With networks becoming more complex and end-customers requiring more proactive services from Cisco and its partners (instead of the reactive services they have been delivering), the network is becoming more of a mission-critical asset than it has been in the past, said Sherri Liebo, vice president of marketing for services at Cisco Systems.
"Now, it always has been, but even moreso, it's becoming mission-critical," she added.
According to Liebo, Cisco and its partners play critical role in service delivery, and customers are asking for them to take a stronger role in servicing the network, Liebo said. Cisco's smart services need to evolve, and the best way to do that is to deliver services collaboratively with partners, she said.
The two main service delivery areas for Cisco are Smart Care and E-Consulting, both of which were launched in 2007 and will continue to be expanded. Cisco plans to increase the availability of Smart Care beyond the U.S., Canada and Europe this year, thereby exiting the pilot stage. The networking vendor will also expand E-Consulting at Partner Summit to include more than 4,000 partners, including two-tier partners.
There are ample opportunities for partners to collaborate on services with through Smart Care, Liebo said. In the year since the program launched, partners have been seeing it as a general service platform they can wrap their own services around to create a differentiated services offering, she said. She added that it increases partners' efficiency and makes customers more comfortable so the partner can drive future business to them.
Additionally, there has been an expanded service opportunity for partners emerging in the last several months, Liebo explained. Fifty per cent of Smart Care customers are new customers to the partners, so partners are finding opportunities in customers that didn't purchase from them before.

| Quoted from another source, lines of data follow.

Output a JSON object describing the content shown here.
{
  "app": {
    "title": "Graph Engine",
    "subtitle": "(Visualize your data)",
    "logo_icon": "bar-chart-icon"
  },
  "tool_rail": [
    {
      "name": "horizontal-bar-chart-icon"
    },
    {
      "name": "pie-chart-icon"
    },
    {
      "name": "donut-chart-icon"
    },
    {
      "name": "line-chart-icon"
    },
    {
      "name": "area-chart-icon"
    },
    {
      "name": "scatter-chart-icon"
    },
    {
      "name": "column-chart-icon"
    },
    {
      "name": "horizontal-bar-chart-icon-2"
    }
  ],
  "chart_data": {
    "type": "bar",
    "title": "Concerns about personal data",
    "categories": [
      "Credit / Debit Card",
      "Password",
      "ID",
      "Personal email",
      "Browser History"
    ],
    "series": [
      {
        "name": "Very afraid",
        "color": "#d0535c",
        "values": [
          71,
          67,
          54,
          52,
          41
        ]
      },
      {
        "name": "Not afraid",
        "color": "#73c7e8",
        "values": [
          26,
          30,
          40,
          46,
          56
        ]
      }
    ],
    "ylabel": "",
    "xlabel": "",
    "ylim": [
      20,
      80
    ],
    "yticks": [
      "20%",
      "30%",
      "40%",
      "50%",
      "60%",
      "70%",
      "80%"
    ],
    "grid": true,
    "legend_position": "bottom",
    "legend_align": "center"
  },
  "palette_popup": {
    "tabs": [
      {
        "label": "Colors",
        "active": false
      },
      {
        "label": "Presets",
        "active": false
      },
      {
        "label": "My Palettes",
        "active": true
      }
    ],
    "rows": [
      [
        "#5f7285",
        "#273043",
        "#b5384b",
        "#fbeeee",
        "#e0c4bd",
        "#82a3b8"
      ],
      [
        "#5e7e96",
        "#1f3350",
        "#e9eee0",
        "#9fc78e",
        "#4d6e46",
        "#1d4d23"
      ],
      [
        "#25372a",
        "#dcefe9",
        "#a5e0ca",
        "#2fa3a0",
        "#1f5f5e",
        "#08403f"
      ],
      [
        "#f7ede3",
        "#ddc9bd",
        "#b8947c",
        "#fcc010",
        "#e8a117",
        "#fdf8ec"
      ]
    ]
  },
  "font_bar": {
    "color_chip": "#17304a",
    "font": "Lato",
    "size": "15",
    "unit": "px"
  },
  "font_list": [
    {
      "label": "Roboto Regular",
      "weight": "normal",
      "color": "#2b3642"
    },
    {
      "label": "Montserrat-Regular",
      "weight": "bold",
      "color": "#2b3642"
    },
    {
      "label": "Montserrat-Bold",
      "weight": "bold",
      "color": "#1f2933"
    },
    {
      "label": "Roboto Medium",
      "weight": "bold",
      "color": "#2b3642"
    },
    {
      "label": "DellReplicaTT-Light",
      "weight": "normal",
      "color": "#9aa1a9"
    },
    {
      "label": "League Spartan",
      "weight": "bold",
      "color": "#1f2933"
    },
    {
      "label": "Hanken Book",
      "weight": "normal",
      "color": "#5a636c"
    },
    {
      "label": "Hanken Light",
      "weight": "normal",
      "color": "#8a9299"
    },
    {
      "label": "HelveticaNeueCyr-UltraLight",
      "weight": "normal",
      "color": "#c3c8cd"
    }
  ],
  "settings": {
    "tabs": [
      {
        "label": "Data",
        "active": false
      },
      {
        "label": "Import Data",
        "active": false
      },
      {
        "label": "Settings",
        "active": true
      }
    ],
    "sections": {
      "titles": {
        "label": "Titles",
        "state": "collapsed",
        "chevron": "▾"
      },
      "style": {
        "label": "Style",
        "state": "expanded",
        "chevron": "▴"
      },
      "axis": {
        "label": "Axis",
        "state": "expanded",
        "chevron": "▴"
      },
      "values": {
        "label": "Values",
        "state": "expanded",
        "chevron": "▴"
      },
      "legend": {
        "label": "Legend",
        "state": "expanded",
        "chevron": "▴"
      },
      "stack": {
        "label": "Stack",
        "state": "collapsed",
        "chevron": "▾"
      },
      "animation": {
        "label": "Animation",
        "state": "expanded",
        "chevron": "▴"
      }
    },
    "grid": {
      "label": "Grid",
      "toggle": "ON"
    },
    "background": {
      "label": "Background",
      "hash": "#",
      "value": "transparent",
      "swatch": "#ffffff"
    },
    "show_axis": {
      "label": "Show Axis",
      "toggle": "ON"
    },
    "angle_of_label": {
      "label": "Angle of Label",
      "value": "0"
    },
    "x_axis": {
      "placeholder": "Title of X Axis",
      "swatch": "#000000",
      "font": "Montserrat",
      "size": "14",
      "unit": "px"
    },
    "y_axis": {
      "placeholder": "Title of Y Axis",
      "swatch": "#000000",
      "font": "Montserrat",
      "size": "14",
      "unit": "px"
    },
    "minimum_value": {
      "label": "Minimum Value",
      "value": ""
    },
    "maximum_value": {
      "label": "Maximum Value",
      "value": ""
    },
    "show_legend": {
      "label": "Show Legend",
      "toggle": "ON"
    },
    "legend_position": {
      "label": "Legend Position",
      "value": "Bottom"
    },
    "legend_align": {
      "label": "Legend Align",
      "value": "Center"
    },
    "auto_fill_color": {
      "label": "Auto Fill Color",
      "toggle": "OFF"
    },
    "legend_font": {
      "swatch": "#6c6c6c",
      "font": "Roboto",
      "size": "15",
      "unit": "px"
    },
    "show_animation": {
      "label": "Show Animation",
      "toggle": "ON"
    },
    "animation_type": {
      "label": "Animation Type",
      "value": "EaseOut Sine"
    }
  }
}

When going in to start servicing clients with Smart Care services, partners have also found that 60 per cent of devices being covered by Smart Care were previously uncovered by any service contract, which Liebo said offers partners an expanded revenue opportunity within their installed base.
New sales opportunities outside of services are also being discovered, with 15 per cent of Cisco devices found through Smart Care service assessment being equipment no longer sold by Cisco, Liebo said. This provides partners with an opportunity to talk with their customers about upgrading their older equipment, she said.
"It's providing an expanded service opportunity for our partners," Liebo said.
The opportunity revolves around partners leveraging the Smart Care services platform, said Raja Sundaram, director of business development for channel operations at Cisco Systems.
With E-Consulting, which was originally launched to support less than 1,000 certified or specialized partners, Cisco partners have found a nearly 10 per cent improvement in attach rate and a 12 per cent improvement on services delivery, "which kind of amounts to about $157,000 on average" in increased services revenue, Sundaram said.